I make an effort to visit a National Park if any are near. The only show in town on the Big Island is Hawai’i Volcanoes National Park. And what a wonderful National Park.
On this day, April 5, 2022, my visit to a National Park had special relevance. It was the one year anniversary of my younger brother’s death and when I heard the news, a year ago, I was in another National Park, Rocky Mountain National Park, looking for white-tailed grouse at 11,990 feet. It seemed like a worthy tribute, to spend time, and reflect on the natural beauty of a National Park. My brother and his family visited many National Parks on their family road trips across the US.
I would say this park is a sketcher’s paradise because of the lava shapes and the rain forests except that it rained almost the entire time I was there. Rain and pen and rain and watercolor, do not go hand and hand. So my sketchbook stayed in the dry bag for most of the time I was in Volcanoes National Park, until. . .
I drove the 18.8 miles from the Visitors Center to the Pacific on the Chain of Craters Road. In the lowlands, where the road parallels the coastline, the rain ceased just as the Chain of Craters Road ceased, obliterated by a lava flow.
The road was built in 1965 and then was covered four years later by a lava flow from the Maunaulu eruption. This road have been covered by lava many times and been rebuilt a like number of times. In over five decades, the road has only been drivable in its entirety for only thirteen years. During the eruption of Pu’o O’o (1983-2018), nine miles of the road was covered.
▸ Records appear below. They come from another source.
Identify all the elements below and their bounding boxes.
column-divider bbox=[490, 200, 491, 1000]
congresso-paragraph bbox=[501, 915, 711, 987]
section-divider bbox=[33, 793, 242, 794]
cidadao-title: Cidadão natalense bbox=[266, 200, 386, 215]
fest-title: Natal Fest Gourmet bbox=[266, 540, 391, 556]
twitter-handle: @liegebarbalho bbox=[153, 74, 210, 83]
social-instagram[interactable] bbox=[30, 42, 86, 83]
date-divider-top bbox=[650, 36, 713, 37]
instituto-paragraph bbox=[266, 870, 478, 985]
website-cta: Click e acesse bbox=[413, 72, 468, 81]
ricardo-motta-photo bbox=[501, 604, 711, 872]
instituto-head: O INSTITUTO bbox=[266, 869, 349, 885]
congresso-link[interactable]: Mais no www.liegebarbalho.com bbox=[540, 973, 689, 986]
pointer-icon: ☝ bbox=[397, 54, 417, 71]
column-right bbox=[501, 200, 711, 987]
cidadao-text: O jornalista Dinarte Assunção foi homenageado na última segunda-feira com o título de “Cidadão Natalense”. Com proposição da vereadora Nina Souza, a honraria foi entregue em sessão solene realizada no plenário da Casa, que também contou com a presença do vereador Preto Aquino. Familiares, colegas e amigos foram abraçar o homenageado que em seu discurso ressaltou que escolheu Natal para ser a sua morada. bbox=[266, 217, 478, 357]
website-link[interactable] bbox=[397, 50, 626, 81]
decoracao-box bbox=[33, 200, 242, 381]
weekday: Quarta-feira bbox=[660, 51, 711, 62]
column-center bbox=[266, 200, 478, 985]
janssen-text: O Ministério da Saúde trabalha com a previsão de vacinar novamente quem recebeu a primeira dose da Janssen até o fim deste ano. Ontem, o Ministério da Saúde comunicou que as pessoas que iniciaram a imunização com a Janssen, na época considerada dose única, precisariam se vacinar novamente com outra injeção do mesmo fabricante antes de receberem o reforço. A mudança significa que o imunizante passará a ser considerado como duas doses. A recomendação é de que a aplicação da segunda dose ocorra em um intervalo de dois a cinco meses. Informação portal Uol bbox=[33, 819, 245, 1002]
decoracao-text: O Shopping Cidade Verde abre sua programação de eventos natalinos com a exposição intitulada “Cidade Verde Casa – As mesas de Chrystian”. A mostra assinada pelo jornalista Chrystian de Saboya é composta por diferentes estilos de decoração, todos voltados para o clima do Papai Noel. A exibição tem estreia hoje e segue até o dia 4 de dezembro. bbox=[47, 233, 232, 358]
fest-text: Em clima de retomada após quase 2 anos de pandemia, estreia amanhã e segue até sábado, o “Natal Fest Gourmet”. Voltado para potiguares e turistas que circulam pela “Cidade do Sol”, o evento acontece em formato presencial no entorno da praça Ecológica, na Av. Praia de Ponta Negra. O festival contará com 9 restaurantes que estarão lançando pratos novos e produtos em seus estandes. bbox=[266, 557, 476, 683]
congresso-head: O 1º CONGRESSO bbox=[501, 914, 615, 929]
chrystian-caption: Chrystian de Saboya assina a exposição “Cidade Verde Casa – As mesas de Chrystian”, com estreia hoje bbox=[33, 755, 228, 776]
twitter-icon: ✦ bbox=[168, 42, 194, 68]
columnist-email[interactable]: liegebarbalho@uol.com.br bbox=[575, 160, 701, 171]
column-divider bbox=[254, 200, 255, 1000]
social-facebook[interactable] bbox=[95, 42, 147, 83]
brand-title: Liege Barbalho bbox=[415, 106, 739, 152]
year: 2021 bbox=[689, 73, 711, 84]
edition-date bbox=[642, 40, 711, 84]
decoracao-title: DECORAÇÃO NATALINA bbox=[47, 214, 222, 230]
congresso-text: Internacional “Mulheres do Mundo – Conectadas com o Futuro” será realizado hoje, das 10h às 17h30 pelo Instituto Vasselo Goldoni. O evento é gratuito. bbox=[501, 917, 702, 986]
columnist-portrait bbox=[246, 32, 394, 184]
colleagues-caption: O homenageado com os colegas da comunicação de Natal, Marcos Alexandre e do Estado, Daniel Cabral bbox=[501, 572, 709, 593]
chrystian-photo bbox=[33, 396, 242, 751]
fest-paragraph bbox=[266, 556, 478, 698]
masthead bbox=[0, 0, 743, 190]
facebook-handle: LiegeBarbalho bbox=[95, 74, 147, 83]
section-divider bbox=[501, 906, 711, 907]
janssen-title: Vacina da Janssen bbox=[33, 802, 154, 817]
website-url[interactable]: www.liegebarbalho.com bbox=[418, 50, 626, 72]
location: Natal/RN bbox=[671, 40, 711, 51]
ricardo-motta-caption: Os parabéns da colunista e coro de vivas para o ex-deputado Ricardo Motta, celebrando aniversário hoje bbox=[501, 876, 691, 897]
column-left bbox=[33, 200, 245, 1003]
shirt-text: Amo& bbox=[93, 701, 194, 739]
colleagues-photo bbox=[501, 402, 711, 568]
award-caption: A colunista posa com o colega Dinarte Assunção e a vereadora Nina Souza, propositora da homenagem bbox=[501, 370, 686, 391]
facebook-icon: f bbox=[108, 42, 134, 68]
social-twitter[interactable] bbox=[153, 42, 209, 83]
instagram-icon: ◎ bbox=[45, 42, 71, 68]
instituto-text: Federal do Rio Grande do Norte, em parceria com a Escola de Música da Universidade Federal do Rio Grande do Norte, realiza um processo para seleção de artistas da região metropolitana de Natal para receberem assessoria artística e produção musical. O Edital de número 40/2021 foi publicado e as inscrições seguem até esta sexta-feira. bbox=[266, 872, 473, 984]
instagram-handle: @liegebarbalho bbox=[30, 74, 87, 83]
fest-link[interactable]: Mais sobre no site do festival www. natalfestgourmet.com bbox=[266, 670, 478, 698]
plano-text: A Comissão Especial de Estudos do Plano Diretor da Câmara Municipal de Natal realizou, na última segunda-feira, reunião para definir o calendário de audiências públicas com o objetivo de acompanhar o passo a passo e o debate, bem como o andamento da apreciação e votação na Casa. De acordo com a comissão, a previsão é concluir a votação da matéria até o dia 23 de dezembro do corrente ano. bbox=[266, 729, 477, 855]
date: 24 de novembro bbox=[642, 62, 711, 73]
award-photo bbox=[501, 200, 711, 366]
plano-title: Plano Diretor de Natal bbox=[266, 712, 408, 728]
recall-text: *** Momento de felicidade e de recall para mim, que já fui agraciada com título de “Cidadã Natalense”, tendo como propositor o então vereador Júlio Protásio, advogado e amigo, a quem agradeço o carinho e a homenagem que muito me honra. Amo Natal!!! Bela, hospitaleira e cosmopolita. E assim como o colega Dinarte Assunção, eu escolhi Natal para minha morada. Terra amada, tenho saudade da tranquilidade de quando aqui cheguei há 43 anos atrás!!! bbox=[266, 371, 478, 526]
On the road, you pass through nene territory. The state bird of Hawaii is not so good at getting out of the way of moving cars so it’s important to take it slow on the Chain of Craters Road as you descend from mountain rainforest to the coast. I had heard you had a better chance of seeing a nene on a golf course than in Volcanoes National Park and I had not seen one yet.
About halfway from the coast, I spotted a nene on the opposite side of the road, grazing on the soft shoulder. I was able to get some nice photos and then decided to leave it to it’s roadside munching.

The road, after some switchbacks, eventually parallels the coast and then ends at a gate when the road has been closed by lava. I could not go any further by car but I could explore by foot.

I walked for about a mile and suspecting that a downpour was not imminent, although I could see rain shrouds moving over the land upslope. I took a seat on hardened lava, pulled out my sketchbook and pencil bag, looked towards the west from whence I came, and began to sketch the scene before me. On the horizon was a group of palm trees which the lava flow had spared. All around was the dark, alien lava-desert of the Pu’u O’o flow. Liquid movement stopped in time.